Non c’è traccia dell’impegno dell’azienda a produrre meno con l’obiettivo di diffondere un modello di consumo e produzione più responsabile. Un aspetto fondamentale per dimostrare di avere consapevolezza della crisi climatica e dei limiti delle risorse del nostro pianeta.

Ci sono invece indizi di strategie per invitare i clienti ad acquistare di più e cose di cui spesso non hanno bisogno. Nel documentario di Channel 5 Primark: How Do They Do It?, la psicologa Dr Amna Khan ha messo sul tavolo gli strumenti per indurre ad acquistare oggetti extra e a estendere la permanenza in negozio. Nel documentario afferma:

“Un ‘destination store’ crea un’esperienza per il consumatore, quasi come andare in un parco a tema in cui tutti i tuoi sensi sono attivati e vuoi rimanerci più a lungo”.

Primark acquista grandi spazi di vendita al dettaglio e aggiunge esperienze extra come bar e servizi di bellezza per invogliare i clienti a trattenersi negli shop e a spendere di più. Poiché non vende online come molti dei suoi concorrenti, gli acquirenti sono costretti a visitare il negozio di persona, dove sono esposti e tentati ad acquistare più beni e servizi, come la manicure. Il giocattolo segreto da 1 sterlina è un altro strumento da cui gli acquirenti di Primark sono ossessionati, catturati emotivamente dai ricordi d’infanzia.

L’azienda ha inserito sul sito alcune raccomandazioni sulla manutenzione dei capi da parte dei clienti in modo da estendere la durata.

Altri aspetti

Una cliente di Primark afferma che un reggiseno acquistato in negozio le ha lasciato la pelle irritata e dolorante. Rika Smith di Blackwood è rimasta con la pelle pruriginosa e dolorante dopo aver indossato il capo per la prima volta.

Una donna con taglia UK 10 è rimasta furiosa dopo aver acquistato un paio di pantaloni della taglia 12 da Primark senza riuscire a indossarli. Ally Marie ha raccontato su TikTok la vicenda per lanciare un messaggio: “Primark questo è ridicolo, non c’è da stupirsi che le persone stiano lottando con l’immagine corporea.
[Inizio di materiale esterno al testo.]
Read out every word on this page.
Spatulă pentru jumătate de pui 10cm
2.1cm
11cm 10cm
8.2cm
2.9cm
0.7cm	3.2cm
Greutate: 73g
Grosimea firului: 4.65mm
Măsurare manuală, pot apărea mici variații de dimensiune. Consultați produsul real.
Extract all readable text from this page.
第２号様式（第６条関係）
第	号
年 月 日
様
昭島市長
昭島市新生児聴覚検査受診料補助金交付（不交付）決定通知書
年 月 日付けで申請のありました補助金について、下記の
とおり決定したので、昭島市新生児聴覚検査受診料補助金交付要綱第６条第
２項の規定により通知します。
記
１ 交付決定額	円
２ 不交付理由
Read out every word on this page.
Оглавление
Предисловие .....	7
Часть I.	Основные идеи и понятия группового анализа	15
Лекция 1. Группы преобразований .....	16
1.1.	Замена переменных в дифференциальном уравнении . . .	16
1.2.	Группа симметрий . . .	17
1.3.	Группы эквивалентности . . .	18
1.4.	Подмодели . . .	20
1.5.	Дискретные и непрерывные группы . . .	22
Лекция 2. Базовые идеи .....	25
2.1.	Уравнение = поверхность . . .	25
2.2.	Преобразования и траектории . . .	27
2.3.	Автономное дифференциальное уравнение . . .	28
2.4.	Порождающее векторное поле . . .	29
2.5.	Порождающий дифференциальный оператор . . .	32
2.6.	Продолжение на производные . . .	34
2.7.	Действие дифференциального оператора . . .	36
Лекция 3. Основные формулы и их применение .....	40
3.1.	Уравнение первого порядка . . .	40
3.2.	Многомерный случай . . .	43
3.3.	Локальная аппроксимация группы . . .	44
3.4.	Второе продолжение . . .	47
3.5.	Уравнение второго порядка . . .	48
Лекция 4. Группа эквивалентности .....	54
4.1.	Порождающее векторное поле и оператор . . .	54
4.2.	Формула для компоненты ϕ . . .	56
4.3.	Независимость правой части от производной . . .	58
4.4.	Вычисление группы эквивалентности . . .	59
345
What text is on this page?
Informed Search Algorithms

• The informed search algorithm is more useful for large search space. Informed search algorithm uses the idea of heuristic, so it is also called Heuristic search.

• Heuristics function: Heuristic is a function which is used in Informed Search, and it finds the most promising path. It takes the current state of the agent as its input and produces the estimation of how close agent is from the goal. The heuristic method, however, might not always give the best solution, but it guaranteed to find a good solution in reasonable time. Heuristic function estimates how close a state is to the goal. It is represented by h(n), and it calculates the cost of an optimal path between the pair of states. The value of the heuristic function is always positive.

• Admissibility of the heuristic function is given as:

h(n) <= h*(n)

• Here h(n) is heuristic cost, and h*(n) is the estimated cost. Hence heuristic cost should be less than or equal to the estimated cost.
Normalmente ho una taglia 8/10 in jeans e devo prendere una taglia 14 da Primark”.

Nella rapidità di far uscire nuove collezioni e la pressione di disegnare nuovi capi, le aziende ultra-fast fashion non sono nuove a episodi di plagio. La presentazione di un cappotto su Instagram è stata accolta da una valanga di “like” e complimenti, ma anche dall’osservazione del Daily Record sulla forte somiglianza con il cappottino oversize della collezione invernale di Blancha, brand toscano d’abbigliamento. Il capo originale è in shearling, prodotto in Italia, e la qualità in fase di design e di produzione si riflette sul prezzo.